Jump enters Major League Soccer through one of the league's most successful clubs, expands its NWSL footprint, and establishes a new model for teams operating in shared venues.
Seattle Sounders FC and Seattle Reign FC have selected Jump to power their end-to-end fan experience, ticketing, and data platform beginning in 2027. The partnership marks Jump's first entry into Major League Soccer and adds a third NWSL club to its growing presence in women's soccer. More broadly, it's one of the clearest signals yet that professional sports teams are moving toward owning their fan relationships—even in the most complex stadium environments. Both clubs play at Lumen Field, one of North America's largest and most demanding venues, hosting MLS and NWSL matches alongside NFL games, major concerts, and international events. The Sounders and Reign will operate on Jump. Concerts and other non-soccer events will continue to be available on Ticketmaster.
A New Model for Shared Venues
The Seattle partnership redefines how ticketing infrastructure works inside shared venues. Each club operates independently, controlling its fan experience, data, and commercial strategy without disrupting broader venue operations. It's a clean separation that gives sports teams what they need without forcing a venue-wide overhaul. The Minnesota Timberwolves and Lynx run the same model at Target Center, where Jump powers the full fan experience for both NBA and WNBA clubs while other events use AXS or Ticketmaster.
Entering MLS at Scale
The Sounders are one of MLS's most successful franchises with multiple Cup titles, a Concacaf Champions League title, and a consistent place among the league's attendance leaders. Seattle Reign FC brings the same standard to the women's game, with multiple NWSL Shield titles and one of the league's most recognized brands. Together, they represent the full spectrum of professional soccer: two distinct fan bases, two commercial strategies, one shared infrastructure—all on Jump.
Operator Validation That Matters
The decision was led by Sounders and Reign President Hugh Weber, who brings more than two decades of leadership experience across the NBA, NFL, NHL, and MLS, as well as firsthand experience working across the ticketing landscape. The Sounders and Reign have operated on both Ticketmaster and SeatGeek over the past decade. Choosing Jump is a deliberate move toward a platform built specifically for what professional sports teams actually need. That kind of validation from a seasoned operator carries real weight.
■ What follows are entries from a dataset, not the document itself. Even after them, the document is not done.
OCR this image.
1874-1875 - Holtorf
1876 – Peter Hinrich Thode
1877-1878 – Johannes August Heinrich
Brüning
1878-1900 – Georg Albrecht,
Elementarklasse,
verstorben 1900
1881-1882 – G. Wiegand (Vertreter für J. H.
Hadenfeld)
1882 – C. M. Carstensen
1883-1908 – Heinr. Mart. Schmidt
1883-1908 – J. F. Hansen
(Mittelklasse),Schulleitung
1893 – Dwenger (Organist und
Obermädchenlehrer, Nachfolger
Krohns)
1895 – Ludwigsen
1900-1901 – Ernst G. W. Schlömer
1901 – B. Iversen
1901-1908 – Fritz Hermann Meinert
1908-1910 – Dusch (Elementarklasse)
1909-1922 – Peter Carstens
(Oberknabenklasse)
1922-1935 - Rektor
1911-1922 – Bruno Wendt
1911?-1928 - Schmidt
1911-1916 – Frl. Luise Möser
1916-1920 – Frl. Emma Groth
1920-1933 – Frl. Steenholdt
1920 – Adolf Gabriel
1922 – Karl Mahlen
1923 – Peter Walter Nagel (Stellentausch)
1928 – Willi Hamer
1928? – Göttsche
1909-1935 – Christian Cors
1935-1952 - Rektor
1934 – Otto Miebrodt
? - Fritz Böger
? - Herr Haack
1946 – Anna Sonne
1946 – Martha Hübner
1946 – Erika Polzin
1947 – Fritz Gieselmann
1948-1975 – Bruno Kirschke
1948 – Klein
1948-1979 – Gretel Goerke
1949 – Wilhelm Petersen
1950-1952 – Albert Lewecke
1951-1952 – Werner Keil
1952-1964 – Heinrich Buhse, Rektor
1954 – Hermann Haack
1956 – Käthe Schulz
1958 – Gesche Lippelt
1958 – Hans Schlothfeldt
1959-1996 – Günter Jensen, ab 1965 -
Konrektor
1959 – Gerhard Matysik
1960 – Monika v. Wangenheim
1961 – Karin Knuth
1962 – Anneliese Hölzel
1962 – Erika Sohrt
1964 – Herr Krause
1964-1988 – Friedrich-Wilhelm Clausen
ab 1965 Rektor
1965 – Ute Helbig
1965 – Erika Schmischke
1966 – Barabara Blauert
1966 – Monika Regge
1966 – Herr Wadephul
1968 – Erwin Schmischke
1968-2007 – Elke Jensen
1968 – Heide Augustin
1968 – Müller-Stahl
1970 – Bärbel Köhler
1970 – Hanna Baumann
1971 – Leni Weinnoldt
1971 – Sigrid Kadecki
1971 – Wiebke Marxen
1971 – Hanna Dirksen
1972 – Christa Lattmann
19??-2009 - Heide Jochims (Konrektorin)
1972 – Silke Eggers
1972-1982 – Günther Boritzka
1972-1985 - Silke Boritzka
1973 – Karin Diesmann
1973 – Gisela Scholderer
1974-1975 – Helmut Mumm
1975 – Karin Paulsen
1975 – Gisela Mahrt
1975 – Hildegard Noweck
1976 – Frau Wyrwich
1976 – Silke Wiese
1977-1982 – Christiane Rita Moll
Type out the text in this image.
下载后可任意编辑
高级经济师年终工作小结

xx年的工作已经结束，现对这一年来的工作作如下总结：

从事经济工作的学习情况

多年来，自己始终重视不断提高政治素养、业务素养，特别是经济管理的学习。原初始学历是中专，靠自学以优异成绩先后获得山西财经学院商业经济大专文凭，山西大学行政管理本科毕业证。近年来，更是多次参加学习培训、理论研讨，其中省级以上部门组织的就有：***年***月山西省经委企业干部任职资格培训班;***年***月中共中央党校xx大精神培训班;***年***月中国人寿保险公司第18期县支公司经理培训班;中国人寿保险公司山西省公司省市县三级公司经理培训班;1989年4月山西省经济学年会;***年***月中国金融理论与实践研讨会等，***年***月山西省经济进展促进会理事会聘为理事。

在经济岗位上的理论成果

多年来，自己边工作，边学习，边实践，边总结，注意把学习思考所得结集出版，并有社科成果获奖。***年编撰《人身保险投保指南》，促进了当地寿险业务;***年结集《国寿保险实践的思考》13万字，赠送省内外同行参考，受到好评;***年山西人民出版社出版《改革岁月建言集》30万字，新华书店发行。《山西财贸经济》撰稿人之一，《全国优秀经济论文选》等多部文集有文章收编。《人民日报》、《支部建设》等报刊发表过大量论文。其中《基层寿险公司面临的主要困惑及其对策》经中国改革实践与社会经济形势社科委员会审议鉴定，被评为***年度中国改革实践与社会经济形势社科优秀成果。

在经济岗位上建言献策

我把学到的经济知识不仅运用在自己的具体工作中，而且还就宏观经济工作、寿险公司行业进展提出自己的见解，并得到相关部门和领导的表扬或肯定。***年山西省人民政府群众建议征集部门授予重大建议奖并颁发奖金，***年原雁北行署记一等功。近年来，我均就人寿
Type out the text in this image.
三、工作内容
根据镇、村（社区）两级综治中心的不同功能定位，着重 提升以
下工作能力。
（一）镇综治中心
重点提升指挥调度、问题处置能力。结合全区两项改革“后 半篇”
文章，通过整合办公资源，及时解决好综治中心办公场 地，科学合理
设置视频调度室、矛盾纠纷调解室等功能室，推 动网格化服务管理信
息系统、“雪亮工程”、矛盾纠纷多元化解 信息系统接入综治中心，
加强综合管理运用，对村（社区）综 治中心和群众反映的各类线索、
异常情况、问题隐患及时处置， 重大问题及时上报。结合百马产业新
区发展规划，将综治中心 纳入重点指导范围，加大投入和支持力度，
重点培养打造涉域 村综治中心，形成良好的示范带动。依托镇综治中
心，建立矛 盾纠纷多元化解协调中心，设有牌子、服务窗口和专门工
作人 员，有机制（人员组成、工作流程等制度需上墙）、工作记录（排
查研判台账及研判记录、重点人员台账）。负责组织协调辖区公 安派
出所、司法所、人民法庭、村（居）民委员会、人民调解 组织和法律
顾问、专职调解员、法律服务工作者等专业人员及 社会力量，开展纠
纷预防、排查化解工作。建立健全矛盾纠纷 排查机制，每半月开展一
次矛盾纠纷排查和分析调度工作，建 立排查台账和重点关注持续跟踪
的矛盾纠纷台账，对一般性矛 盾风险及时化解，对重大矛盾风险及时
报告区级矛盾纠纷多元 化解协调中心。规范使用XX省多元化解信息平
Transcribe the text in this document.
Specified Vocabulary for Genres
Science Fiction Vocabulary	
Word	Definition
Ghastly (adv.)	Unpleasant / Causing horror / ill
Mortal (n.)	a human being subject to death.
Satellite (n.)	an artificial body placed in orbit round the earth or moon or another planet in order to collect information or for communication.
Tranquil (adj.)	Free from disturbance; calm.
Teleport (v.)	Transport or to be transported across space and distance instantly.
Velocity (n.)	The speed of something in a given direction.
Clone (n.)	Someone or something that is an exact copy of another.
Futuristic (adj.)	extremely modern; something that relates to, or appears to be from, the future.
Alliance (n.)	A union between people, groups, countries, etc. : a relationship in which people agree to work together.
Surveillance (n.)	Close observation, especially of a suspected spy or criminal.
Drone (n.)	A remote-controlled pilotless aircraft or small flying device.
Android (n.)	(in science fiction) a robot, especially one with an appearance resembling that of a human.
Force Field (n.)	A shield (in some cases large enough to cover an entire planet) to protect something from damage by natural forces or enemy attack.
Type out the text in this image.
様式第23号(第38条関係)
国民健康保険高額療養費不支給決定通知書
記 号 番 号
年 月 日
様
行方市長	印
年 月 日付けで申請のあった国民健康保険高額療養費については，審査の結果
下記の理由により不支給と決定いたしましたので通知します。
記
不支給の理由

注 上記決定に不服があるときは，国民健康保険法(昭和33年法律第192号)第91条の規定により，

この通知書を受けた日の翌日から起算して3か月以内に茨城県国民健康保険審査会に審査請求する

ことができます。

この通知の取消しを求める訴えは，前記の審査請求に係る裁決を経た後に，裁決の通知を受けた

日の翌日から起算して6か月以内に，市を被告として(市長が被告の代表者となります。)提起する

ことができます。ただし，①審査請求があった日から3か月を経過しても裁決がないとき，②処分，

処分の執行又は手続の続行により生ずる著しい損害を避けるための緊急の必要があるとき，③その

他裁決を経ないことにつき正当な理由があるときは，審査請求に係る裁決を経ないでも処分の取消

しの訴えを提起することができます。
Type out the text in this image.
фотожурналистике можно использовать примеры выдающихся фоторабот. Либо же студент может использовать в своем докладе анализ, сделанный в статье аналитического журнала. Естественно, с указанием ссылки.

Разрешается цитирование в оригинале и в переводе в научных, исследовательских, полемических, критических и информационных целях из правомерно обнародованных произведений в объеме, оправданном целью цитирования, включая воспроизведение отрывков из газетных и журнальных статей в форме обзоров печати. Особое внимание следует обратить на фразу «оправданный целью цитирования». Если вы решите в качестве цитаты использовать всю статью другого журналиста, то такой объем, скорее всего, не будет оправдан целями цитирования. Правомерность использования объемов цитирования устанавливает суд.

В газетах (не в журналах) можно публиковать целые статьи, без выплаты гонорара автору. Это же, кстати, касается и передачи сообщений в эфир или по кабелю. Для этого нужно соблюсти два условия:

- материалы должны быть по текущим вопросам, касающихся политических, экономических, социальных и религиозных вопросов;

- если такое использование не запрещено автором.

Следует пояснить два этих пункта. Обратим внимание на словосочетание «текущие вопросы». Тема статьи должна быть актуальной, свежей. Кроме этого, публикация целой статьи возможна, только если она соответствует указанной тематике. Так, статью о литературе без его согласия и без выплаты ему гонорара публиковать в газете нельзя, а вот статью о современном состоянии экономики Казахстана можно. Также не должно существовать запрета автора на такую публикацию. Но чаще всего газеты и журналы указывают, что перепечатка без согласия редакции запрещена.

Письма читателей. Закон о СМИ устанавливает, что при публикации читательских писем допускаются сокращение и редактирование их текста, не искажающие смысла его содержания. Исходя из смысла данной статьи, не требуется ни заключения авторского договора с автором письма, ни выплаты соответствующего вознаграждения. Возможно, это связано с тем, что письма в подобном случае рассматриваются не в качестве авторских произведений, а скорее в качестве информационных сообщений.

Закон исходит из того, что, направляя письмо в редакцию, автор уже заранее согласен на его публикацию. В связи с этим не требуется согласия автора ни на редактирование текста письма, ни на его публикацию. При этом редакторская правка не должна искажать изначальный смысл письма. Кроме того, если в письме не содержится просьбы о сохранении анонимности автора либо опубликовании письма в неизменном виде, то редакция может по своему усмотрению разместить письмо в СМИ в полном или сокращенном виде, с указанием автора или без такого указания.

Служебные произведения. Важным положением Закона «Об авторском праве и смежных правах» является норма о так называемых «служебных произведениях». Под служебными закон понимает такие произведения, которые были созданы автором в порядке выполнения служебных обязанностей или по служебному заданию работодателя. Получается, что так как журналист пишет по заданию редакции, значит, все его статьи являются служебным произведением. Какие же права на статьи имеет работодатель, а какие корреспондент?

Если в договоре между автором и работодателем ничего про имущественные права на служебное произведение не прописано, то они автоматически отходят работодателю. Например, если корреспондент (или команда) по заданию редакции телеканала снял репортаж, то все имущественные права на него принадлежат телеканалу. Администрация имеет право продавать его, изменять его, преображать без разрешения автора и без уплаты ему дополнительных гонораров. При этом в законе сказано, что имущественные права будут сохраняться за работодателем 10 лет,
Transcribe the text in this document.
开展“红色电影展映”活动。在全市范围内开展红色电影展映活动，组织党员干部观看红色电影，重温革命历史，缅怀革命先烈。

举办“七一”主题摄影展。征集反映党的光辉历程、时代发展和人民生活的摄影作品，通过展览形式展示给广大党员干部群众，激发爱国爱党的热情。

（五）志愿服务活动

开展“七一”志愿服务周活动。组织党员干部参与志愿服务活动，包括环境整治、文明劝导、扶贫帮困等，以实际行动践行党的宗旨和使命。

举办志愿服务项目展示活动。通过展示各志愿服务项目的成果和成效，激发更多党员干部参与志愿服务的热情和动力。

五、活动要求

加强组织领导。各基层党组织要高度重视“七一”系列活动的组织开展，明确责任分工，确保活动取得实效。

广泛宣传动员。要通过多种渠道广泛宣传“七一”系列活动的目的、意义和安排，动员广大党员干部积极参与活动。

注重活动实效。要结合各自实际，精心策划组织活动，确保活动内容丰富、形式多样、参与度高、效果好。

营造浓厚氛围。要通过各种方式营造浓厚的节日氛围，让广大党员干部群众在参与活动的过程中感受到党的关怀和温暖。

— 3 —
Direct-to-Fan. AI-Powered. Built for What's Next
With Jump, both clubs move to a fully direct-to-fan operating model. One platform for ticketing, messaging, fan identity, and the digital matchday experience. One account for fans to manage tickets, transfers, resale, add-ons, upsells, and communications all in one place. For the clubs, it means a complete, first-party view of every fan. No fragmented systems. No third-party marketplaces keeping the data. Just real relationships, clear attribution, and the ability to act on what they know. Jump's agentic AI goes further by automating inventory management, pricing, and offer creation, so operators can focus on strategy rather than repetitive manual work.
What This Means
For too long, fans have been the product, not the priority. Legacy platforms extracted fees at checkout, fragmented the experience, and kept the data. Teams got a check. Fans got friction. Jump flips that equation. Sounders and Reign supporters get a single account that travels with them, an organization that actually knows them, and a fan experience that gets better the more the club learns. That's what direct-to-fan means in practice. The change takes effect in 2027. But what it represents is already underway.